With the labor-force participation rate at 62.8%, the lowest since 1978, what better way to crowd out the labor market than by imposing new wage mandates? As we can see, past increases have done nothing to increase household income across the board, and if anything, we have lost more jobs as a result of the mandate.
If Democrats truly believe that these jobs are filled by those who support families, then why stop at $10 an hour? Come on – do they really believe that $10 an hour is a “respectable living wage?” Why not make it $15 or $18 an hour? If government can simply wave a magic wand and increase wages without destroying the job market and the economy, why not make it even higher so everyone can earn a middle-class wage?

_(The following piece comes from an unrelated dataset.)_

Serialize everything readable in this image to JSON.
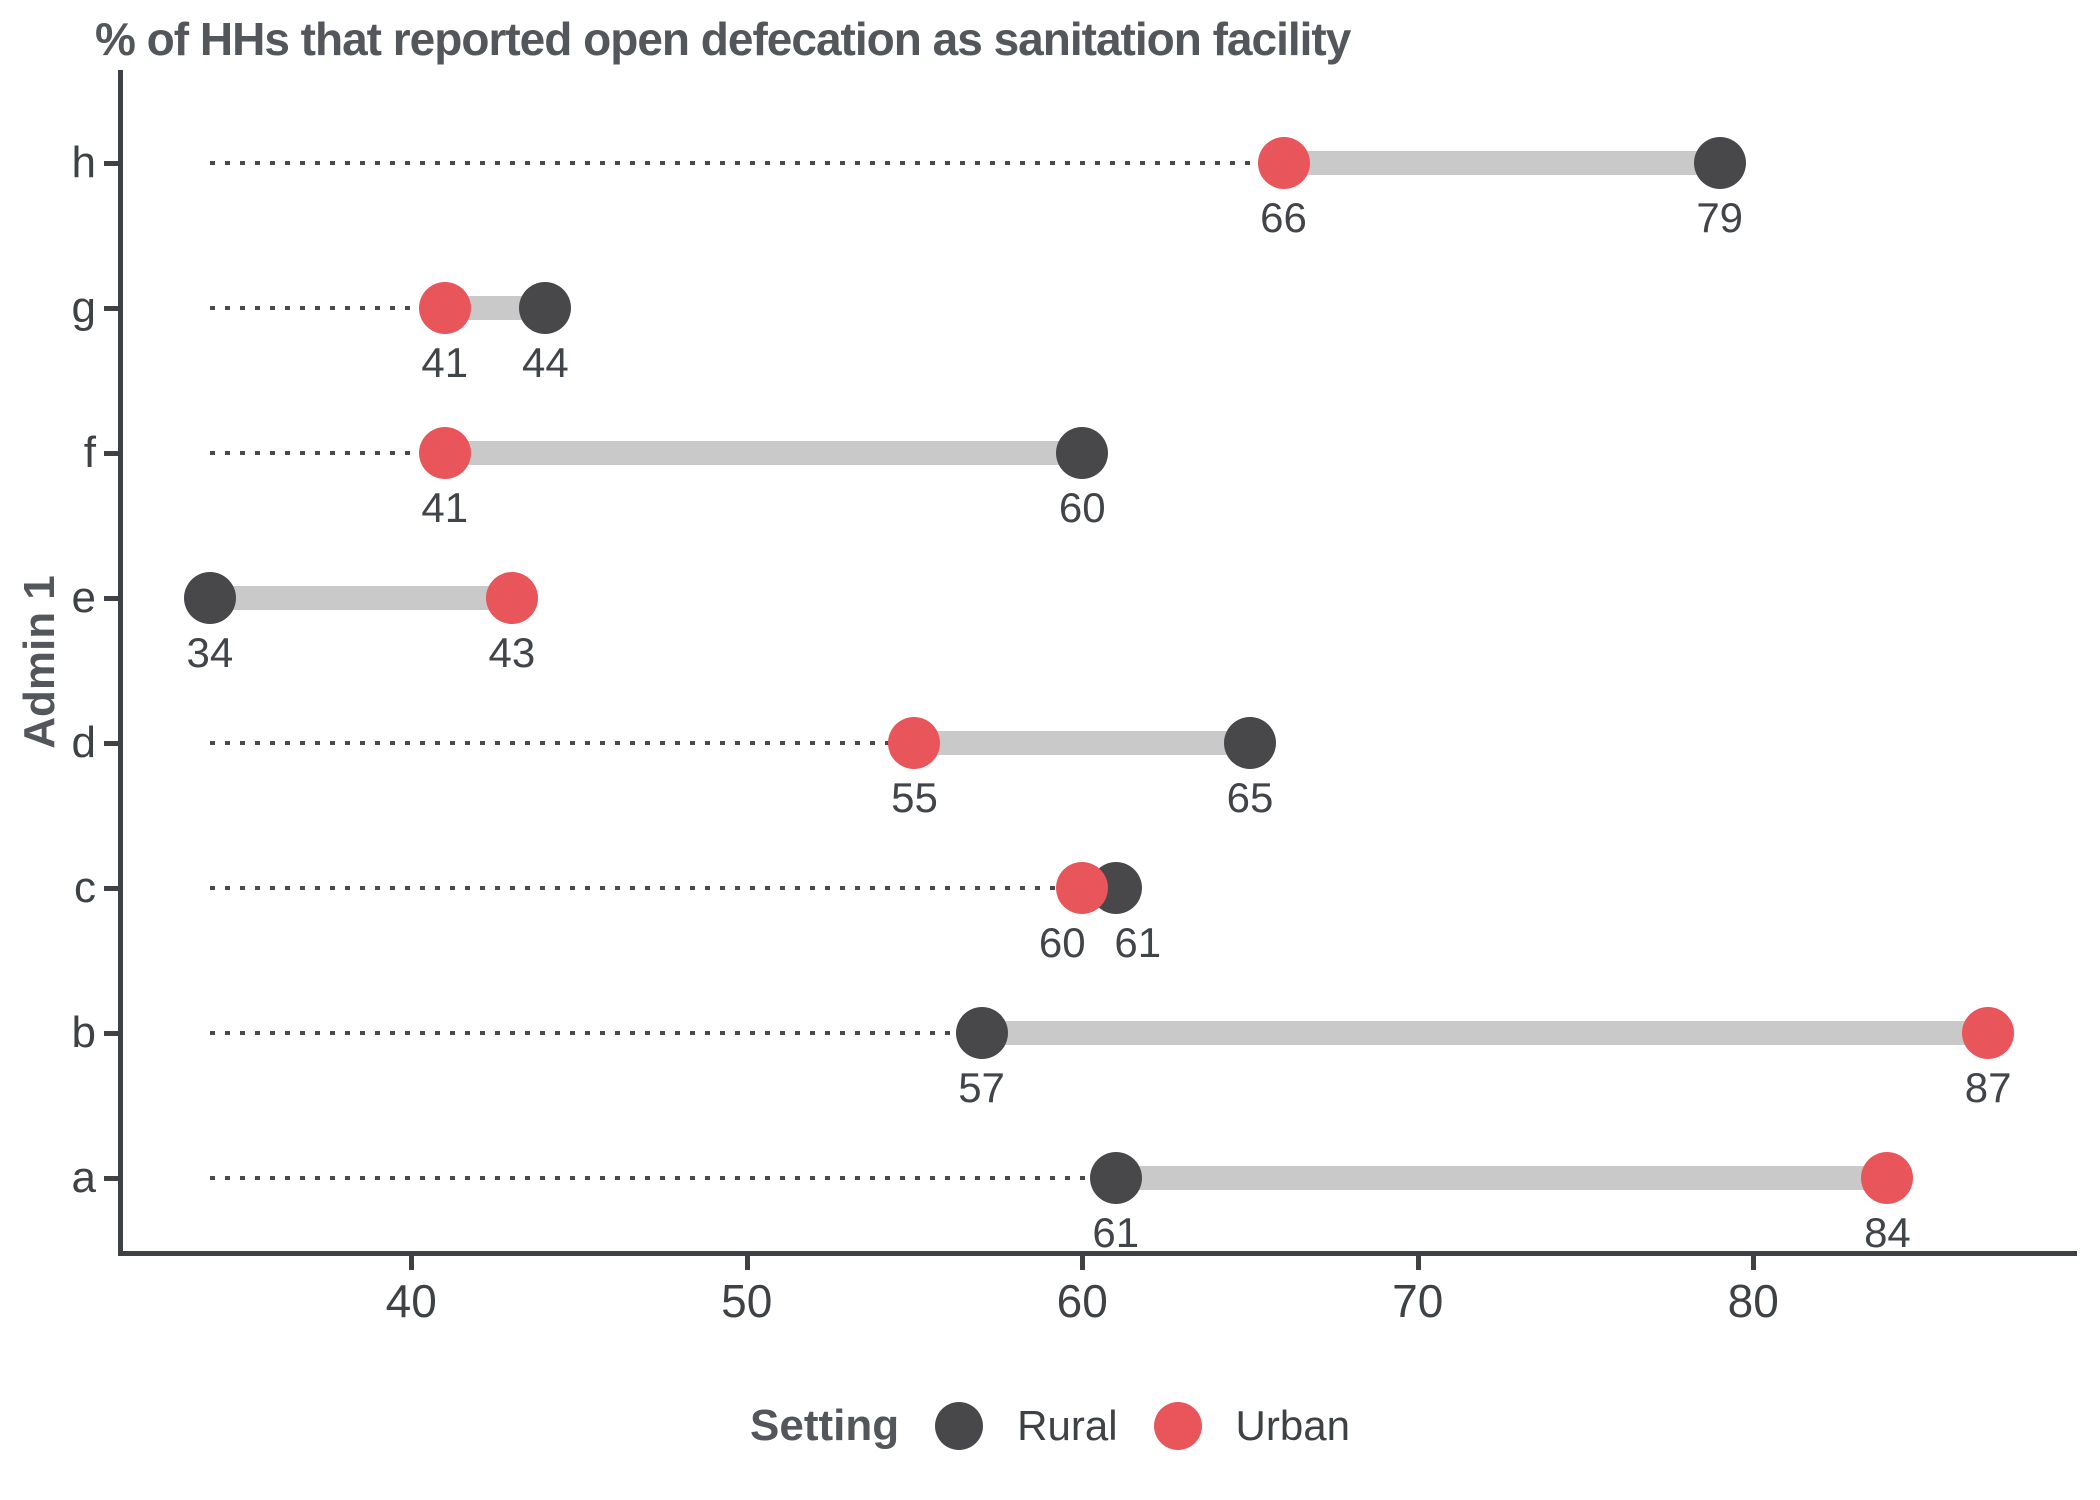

The reality is that wage mandates force employers to modify their hiring practices and restructure their production in order to circumvent the mandates. This will be exacerbated by the Obamacare employer mandate, which gives companies a $3,000 incentive not to hire someone for full-time work. With the extra hourly rate increase, employers will have an even bigger reason to reduce hours, and in return, lower productivity and efficiency. Here’s how Jed Graham of Investors’ Business Daily explains it:
Faced with such a dramatic increase in labor costs, it is inevitable that employers would step up efforts to evade the portion of the cost increase that is largely voluntary. By shifting low-wage workers to part-time, for-profit employers faced with a $2.85 hike in the federal minimum wage (from $7.25 now) could avoid the equivalent of an additional $2.44-an-hour wage hike.
That $2.44 figure reflects the pretax (wage-equivalent) cost of ObamaCare’s nondeductible employer fine for each full-time worker who accesses subsidies to purchase coverage via the new exchanges.
With a $10.10 minimum wage, a worker would earn $293 per 29-hour workweek. That’s ever so slightly more than the $290 a 40-hour workweek would net at the $7.25 minimum wage in effect in 30 states.
That means full-time workers earning the federal minimum who saw their hours cut to part-time could work a lot less without suffering an income hit. Some could make more by working a second job. But those now earning $8.50 or $9 an hour might still end up with less income if their hours are cut, despite a higher wage.
If Democrats really cared about the plight of the “working class” they would repeal Obamacare.
Oh, and one more thing: if they really want to raise the minimum wage, maybe they should stop supporting an endless importation of third-world labor to artificially depress wages.